The Sales Interview: Push/Pull

July 27, 2022

Hiring the right salespeople is one of the most important (and most difficult) challenges you will face in scaling up your revenue. While some managers count on hiring strategies like “following their gut” or checking for golf clubs in an interviewee’s trunk, we at PAX believe you can use more empirical methods to hire successful candidates more consistently. Today, we wanted to share with you one tip for interviewing senior sales professionals. This could be a Chief Revenue Officer, sales manager, a senior sales rep, or an individual contributor for a position requiring five or more years of experience. Hiring the right sales team is difficult for any company but becoming a student of how to recruit and select the best salespeople will propel your success, perhaps more than any other factor.The ‘push-pull test’ is therefore a crucial tactic for you to master. This is one of the many insightful techniques promoted by Geoff Smart and Randy Street in their book Who¹. Here’s how it works: you need to ascertain, for each of your candidate’s previous positions, whether they were pushed out of the position by dissatisfied subordinates, peers or bosses or if they were pulled out of the position by a better opportunity. This is the single best litmus test for the individual's past, and the best predictor for their performance in the future.How does this push-pull test work? Before the interview, you’ll receive a list of your candidate’s previous jobs. For each position, you will want to go through a typical discussion about accomplishments, low points, and other aspects of the job. Take it a step further. With every position they’ve held, ask some sort of leading questions to really get to the meat; find out why the candidate left that particular job. It could be as simple as asking, “why did you leave that job?”, or “tell me about when you left employer A to go work at employer B.”A ‘Push’ response might include some phrases like:

  • There was just too much politics at the company
  • I didn't see eye-to-eye with my boss on the strategy going forward
  • There was a buyout, and the new owners wanted to put some of their own people in place
  • The company was badly managed and they had to downsize some of the departments.

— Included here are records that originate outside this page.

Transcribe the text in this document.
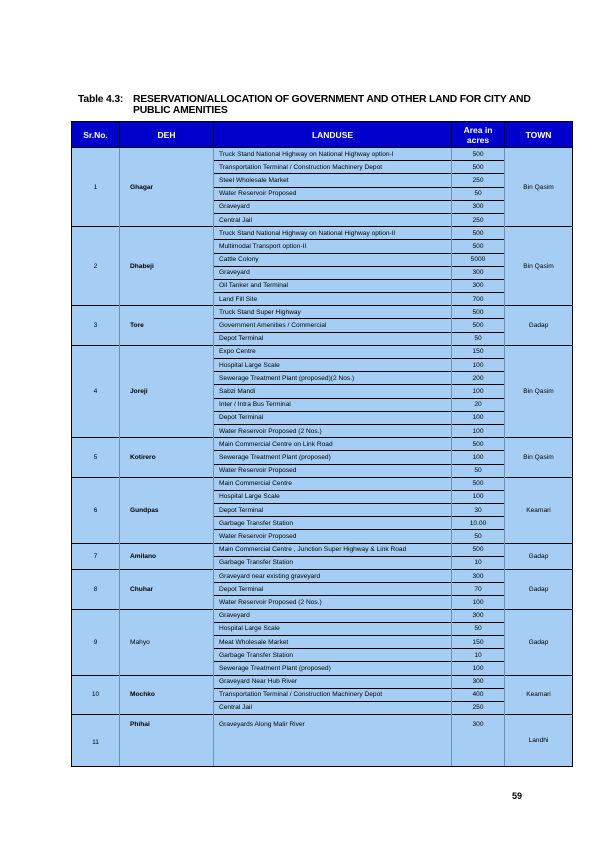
Table 4.3: RESERVATION/ALLOCATION OF GOVERNMENT AND OTHER LAND FOR CITY AND
PUBLIC AMENITIES
Sr.No.	DEH	LANDUSE	Area in acres	TOWN
1	Ghagar	Truck Stand National Highway on National Highway option-I	500	Bin Qasim
		Transportation Terminal / Construction Machinery Depot	500	
		Steel Wholesale Market	250	
		Water Reservoir Proposed	50	
		Graveyard	300	
		Central Jail	250	
2	Dhabeji	Truck Stand National Highway on National Highway option-II	500	Bin Qasim
		Multimodal Transport option-II	500	
		Cattle Colony	5000	
		Graveyard	300	
		Oil Tanker and Terminal	300	
		Land Fill Site	700	
3	Tore	Truck Stand Super Highway	500	Gadap
		Government Amenities / Commercial	500	
		Depot Terminal	50	
4	Joreji	Expo Centre	150	Bin Qasim
		Hospital Large Scale	100	
		Sewerage Treatment Plant (proposed)(2 Nos.)	200	
		Sabzi Mandi	100	
		Inter / Intra Bus Terminal	20	
		Depot Terminal	100	
		Water Reservoir Proposed (2 Nos.)	100	
5	Kotirero	Main Commercial Centre on Link Road	500	Bin Qasim
		Sewerage Treatment Plant (proposed)	100	
		Water Reservoir Proposed	50	
6	Gundpas	Main Commercial Centre	500	Keamari
		Hospital Large Scale	100	
		Depot Terminal	30	
		Garbage Transfer Station	10.00	
		Water Reservoir Proposed	50	
7	Amilano	Main Commercial Centre , Junction Super Highway & Link Road	500	Gadap
		Garbage Transfer Station	10	
8	Chuhar	Graveyard near existing graveyard	300	Gadap
		Depot Terminal	70	
		Water Reservoir Proposed (2 Nos.)	100	
9	Mahyo	Graveyard	300	Gadap
		Hospital Large Scale	50	
		Meat Wholesale Market	150	
		Garbage Transfer Station	10	
		Sewerage Treatment Plant (proposed)	100	
10	Mochko	Graveyard Near Hub River	300	Keamari
		Transportation Terminal / Construction Machinery Depot	400	
		Central Jail	250	
11	Phihai	Graveyards Along Malir River	300	Landhi
59
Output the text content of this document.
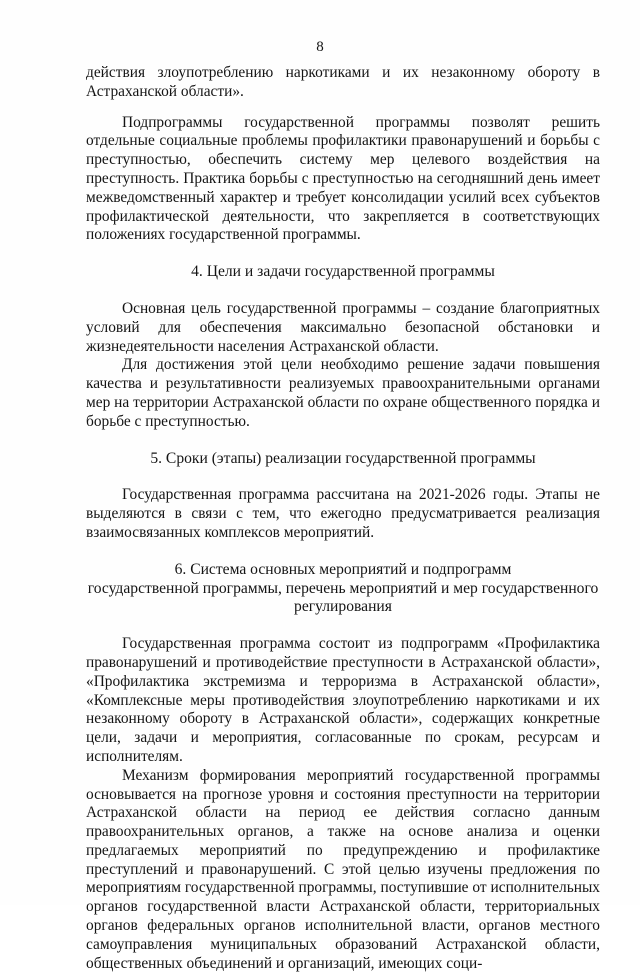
8

действия злоупотреблению наркотиками и их незаконному обороту в Астраханской области».

Подпрограммы государственной программы позволят решить отдельные социальные проблемы профилактики правонарушений и борьбы с преступностью, обеспечить систему мер целевого воздействия на преступность. Практика борьбы с преступностью на сегодняшний день имеет межведомственный характер и требует консолидации усилий всех субъектов профилактической деятельности, что закрепляется в соответствующих положениях государственной программы.

4. Цели и задачи государственной программы

Основная цель государственной программы – создание благоприятных условий для обеспечения максимально безопасной обстановки и жизнедеятельности населения Астраханской области.

Для достижения этой цели необходимо решение задачи повышения качества и результативности реализуемых правоохранительными органами мер на территории Астраханской области по охране общественного порядка и борьбе с преступностью.

5. Сроки (этапы) реализации государственной программы

Государственная программа рассчитана на 2021-2026 годы. Этапы не выделяются в связи с тем, что ежегодно предусматривается реализация взаимосвязанных комплексов мероприятий.

6. Система основных мероприятий и подпрограмм
государственной программы, перечень мероприятий и мер государственного
регулирования

Государственная программа состоит из подпрограмм «Профилактика правонарушений и противодействие преступности в Астраханской области», «Профилактика экстремизма и терроризма в Астраханской области», «Комплексные меры противодействия злоупотреблению наркотиками и их незаконному обороту в Астраханской области», содержащих конкретные цели, задачи и мероприятия, согласованные по срокам, ресурсам и исполнителям.

Механизм формирования мероприятий государственной программы основывается на прогнозе уровня и состояния преступности на территории Астраханской области на период ее действия согласно данным правоохранительных органов, а также на основе анализа и оценки предлагаемых мероприятий по предупреждению и профилактике преступлений и правонарушений. С этой целью изучены предложения по мероприятиям государственной программы, поступившие от исполнительных органов государственной власти Астраханской области, территориальных органов федеральных органов исполнительной власти, органов местного самоуправления муниципальных образований Астраханской области, общественных объединений и организаций, имеющих соци-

A ‘Pull’ response, on the other hand, might be something like:

  • My previous boss recruited me to go work for his company
  • I had researched trends in the industry, and identified a company that I thought would do well going forward
  • My next employer offered me more responsibility and a better team to work with
  • A headhunter called with an opportunity that I couldn't resist.

A career in sales is risky business. Many of us have had a chapter in our lives where things didn't work out as well as planned, and we got the ‘push’ more than the ‘pull’. One push is not necessarily a deal-breaker, but two pushes is a big red flag and any more than two should result in a quick end of the conversation.If you are like most founders, your professional background has given you either technical skills or some sort of deep industry experience. Hiring and managing professional sales talent can feel overwhelming. However, with the right tools and strategies, you can recruit and hire a great team that will enable you to rapidly scale up your revenue.¹Smart, G., & Street, R. (2008). Who: The A method for hiring. Ballantine Books.